There is not complete overlap between an orthodox definition of open banking and the capabilities of crypto. As Nic Carter argues, unlike open banking, crypto and DeFi do “not seek to link multiple financial databases through either private sector agreement or state mandate, but instead envision[] an entirely novel financial system where a global userbase is united on one database—the ledger maintained by the blockchain.” Nonetheless, as sketched above, they drive toward similar goals.
When it comes to realizing these goals, it is worth looking at why it is regulation that has lagged private innovation. In the U.S., at least, consumer access to financial data typically has had more to do with the latter than the former. For instance, in an example of market‐driven standardization, in 1997, software rivals Microsoft, Intuit, and CheckFree created a file format (OFX) for streaming financial information from banks to consumer desktop tools “before ‘open banking’ was even a term.” Banks in the U.S. went along based on consumer demand but became wary as their position as data gatekeepers eroded. Nonetheless, technology continued to lead the way as fintechs leveraged screen scraping software to collect data from financial institutions when consumers shared their login credentials with the fintechs.

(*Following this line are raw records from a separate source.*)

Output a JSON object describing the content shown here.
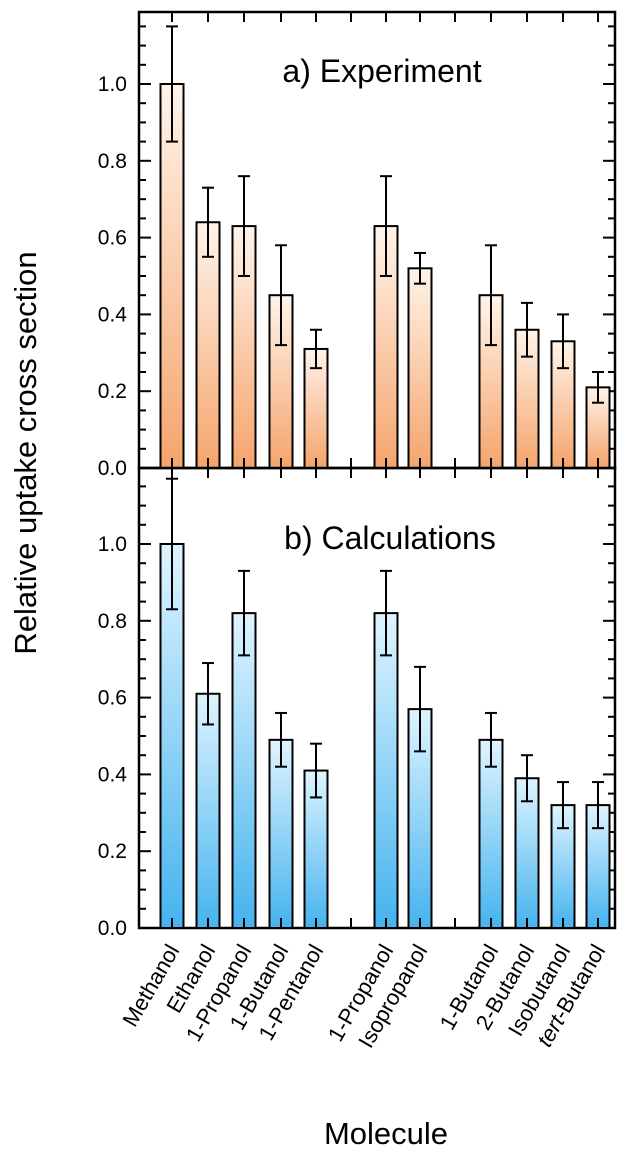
{
  "colors": {
    "experiment_top": "#fff4ea",
    "experiment_bottom": "#f5a46c",
    "calculations_top": "#dff4ff",
    "calculations_bottom": "#45b3ee",
    "frame": "#000000"
  },
  "chart_data": {
    "type": "bar",
    "ylabel": "Relative uptake cross section",
    "xlabel": "Molecule",
    "grid": false,
    "ylim": [
      0,
      1.15
    ],
    "yticks": [
      "0.0",
      "0.2",
      "0.4",
      "0.6",
      "0.8",
      "1.0"
    ],
    "categories": [
      "Methanol",
      "Ethanol",
      "1-Propanol",
      "1-Butanol",
      "1-Pentanol",
      "",
      "1-Propanol",
      "Isopropanol",
      "",
      "1-Butanol",
      "2-Butanol",
      "Isobutanol",
      "tert-Butanol"
    ],
    "panels": [
      {
        "title": "a) Experiment",
        "values": [
          1.0,
          0.64,
          0.63,
          0.45,
          0.31,
          null,
          0.63,
          0.52,
          null,
          0.45,
          0.36,
          0.33,
          0.21
        ],
        "errors": [
          0.15,
          0.09,
          0.13,
          0.13,
          0.05,
          null,
          0.13,
          0.04,
          null,
          0.13,
          0.07,
          0.07,
          0.04
        ]
      },
      {
        "title": "b) Calculations",
        "values": [
          1.0,
          0.61,
          0.82,
          0.49,
          0.41,
          null,
          0.82,
          0.57,
          null,
          0.49,
          0.39,
          0.32,
          0.32
        ],
        "errors": [
          0.17,
          0.08,
          0.11,
          0.07,
          0.07,
          null,
          0.11,
          0.11,
          null,
          0.07,
          0.06,
          0.06,
          0.06
        ]
      }
    ]
  }
}
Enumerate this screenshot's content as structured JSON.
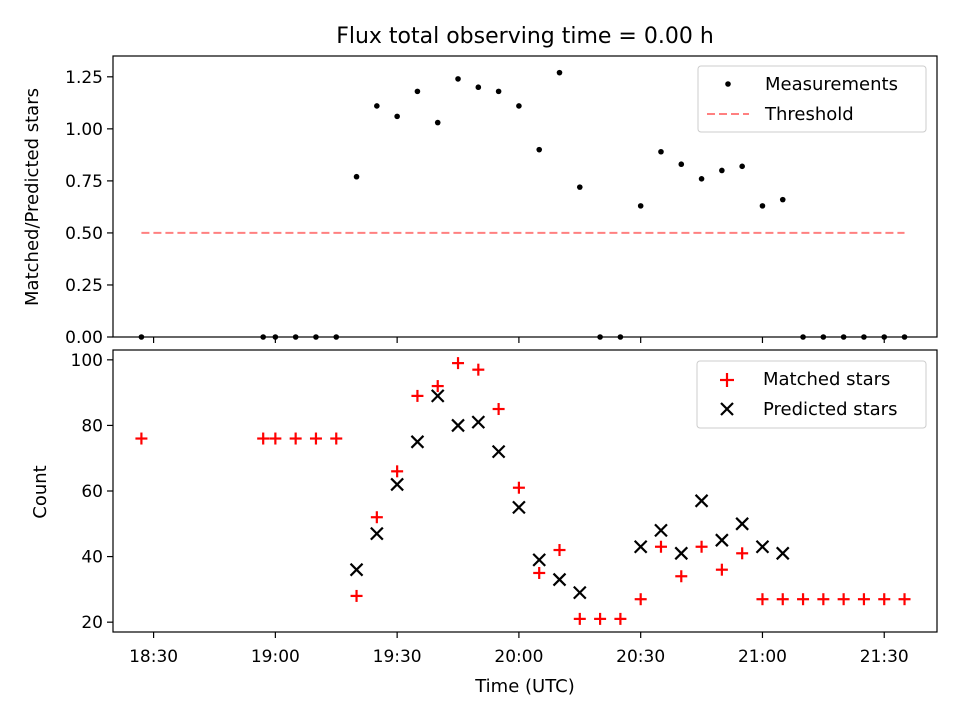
{
  "chart_data": [
    {
      "type": "scatter",
      "title": "Flux total observing time = 0.00 h",
      "xlabel": "",
      "ylabel": "Matched/Predicted stars",
      "xlim": [
        "18:20",
        "21:43"
      ],
      "ylim": [
        0,
        1.35
      ],
      "yticks": [
        0.0,
        0.25,
        0.5,
        0.75,
        1.0,
        1.25
      ],
      "yticklabels": [
        "0.00",
        "0.25",
        "0.50",
        "0.75",
        "1.00",
        "1.25"
      ],
      "xticks": [
        "18:30",
        "19:00",
        "19:30",
        "20:00",
        "20:30",
        "21:00",
        "21:30"
      ],
      "legend": {
        "position": "top-right",
        "entries": [
          "Measurements",
          "Threshold"
        ]
      },
      "grid": false,
      "series": [
        {
          "name": "Measurements",
          "color": "#000000",
          "marker": "dot",
          "x": [
            "18:27",
            "18:57",
            "19:00",
            "19:05",
            "19:10",
            "19:15",
            "19:20",
            "19:25",
            "19:30",
            "19:35",
            "19:40",
            "19:45",
            "19:50",
            "19:55",
            "20:00",
            "20:05",
            "20:10",
            "20:15",
            "20:20",
            "20:25",
            "20:30",
            "20:35",
            "20:40",
            "20:45",
            "20:50",
            "20:55",
            "21:00",
            "21:05",
            "21:10",
            "21:15",
            "21:20",
            "21:25",
            "21:30",
            "21:35"
          ],
          "y": [
            0,
            0,
            0,
            0,
            0,
            0,
            0.77,
            1.11,
            1.06,
            1.18,
            1.03,
            1.24,
            1.2,
            1.18,
            1.11,
            0.9,
            1.27,
            0.72,
            0,
            0,
            0.63,
            0.89,
            0.83,
            0.76,
            0.8,
            0.82,
            0.63,
            0.66,
            0,
            0,
            0,
            0,
            0,
            0
          ]
        },
        {
          "name": "Threshold",
          "color": "#ff8080",
          "style": "dashed",
          "x": [
            "18:27",
            "21:35"
          ],
          "y": [
            0.5,
            0.5
          ]
        }
      ]
    },
    {
      "type": "scatter",
      "title": "",
      "xlabel": "Time (UTC)",
      "ylabel": "Count",
      "xlim": [
        "18:20",
        "21:43"
      ],
      "ylim": [
        17,
        103
      ],
      "yticks": [
        20,
        40,
        60,
        80,
        100
      ],
      "yticklabels": [
        "20",
        "40",
        "60",
        "80",
        "100"
      ],
      "xticks": [
        "18:30",
        "19:00",
        "19:30",
        "20:00",
        "20:30",
        "21:00",
        "21:30"
      ],
      "legend": {
        "position": "top-right",
        "entries": [
          "Matched stars",
          "Predicted stars"
        ]
      },
      "grid": false,
      "series": [
        {
          "name": "Matched stars",
          "color": "#ff0000",
          "marker": "plus",
          "x": [
            "18:27",
            "18:57",
            "19:00",
            "19:05",
            "19:10",
            "19:15",
            "19:20",
            "19:25",
            "19:30",
            "19:35",
            "19:40",
            "19:45",
            "19:50",
            "19:55",
            "20:00",
            "20:05",
            "20:10",
            "20:15",
            "20:20",
            "20:25",
            "20:30",
            "20:35",
            "20:40",
            "20:45",
            "20:50",
            "20:55",
            "21:00",
            "21:05",
            "21:10",
            "21:15",
            "21:20",
            "21:25",
            "21:30",
            "21:35"
          ],
          "y": [
            76,
            76,
            76,
            76,
            76,
            76,
            28,
            52,
            66,
            89,
            92,
            99,
            97,
            85,
            61,
            35,
            42,
            21,
            21,
            21,
            27,
            43,
            34,
            43,
            36,
            41,
            27,
            27,
            27,
            27,
            27,
            27,
            27,
            27
          ]
        },
        {
          "name": "Predicted stars",
          "color": "#000000",
          "marker": "x",
          "x": [
            "19:20",
            "19:25",
            "19:30",
            "19:35",
            "19:40",
            "19:45",
            "19:50",
            "19:55",
            "20:00",
            "20:05",
            "20:10",
            "20:15",
            "20:30",
            "20:35",
            "20:40",
            "20:45",
            "20:50",
            "20:55",
            "21:00",
            "21:05"
          ],
          "y": [
            36,
            47,
            62,
            75,
            89,
            80,
            81,
            72,
            55,
            39,
            33,
            29,
            43,
            48,
            41,
            57,
            45,
            50,
            43,
            41
          ]
        }
      ]
    }
  ]
}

With Dodd‐Frank Section 1033’s regulatory hook, however, a bootleggers and Baptists alliance of banks and consumer advocates has objected to such tactics on consumer privacy and cybersecurity grounds, with some advocates questioning whether fintechs’ disclosures have been sufficient for consumers to give informed consent to the transfer of their own financial data. While private coordination can help to resolve such frictions, a top‐down approach to driving market outcomes can falter by leading to zero‐sum stakeholder competition that creates inertia or leads to regulatory capture. Director Chopra himself stated the capture problem clearly: “Regulation of the financial services industry has a bad name, and rightfully so. Financial regulators have largely complied with what dominant incumbents desire by writing complicated rules to fit existing business models.”
When it comes to making progress toward the “decentralized, open ecosystem” of finance that Chopra describes, the Bitcoin whitepaper has outperformed Dodd‐Frank Section 1033 in the past decade plus. As policymakers look to further regulate the crypto ecosystem itself, they should keep top of mind the capacity of private innovation to not only achieve broad policy goals but also to get there before regulations do.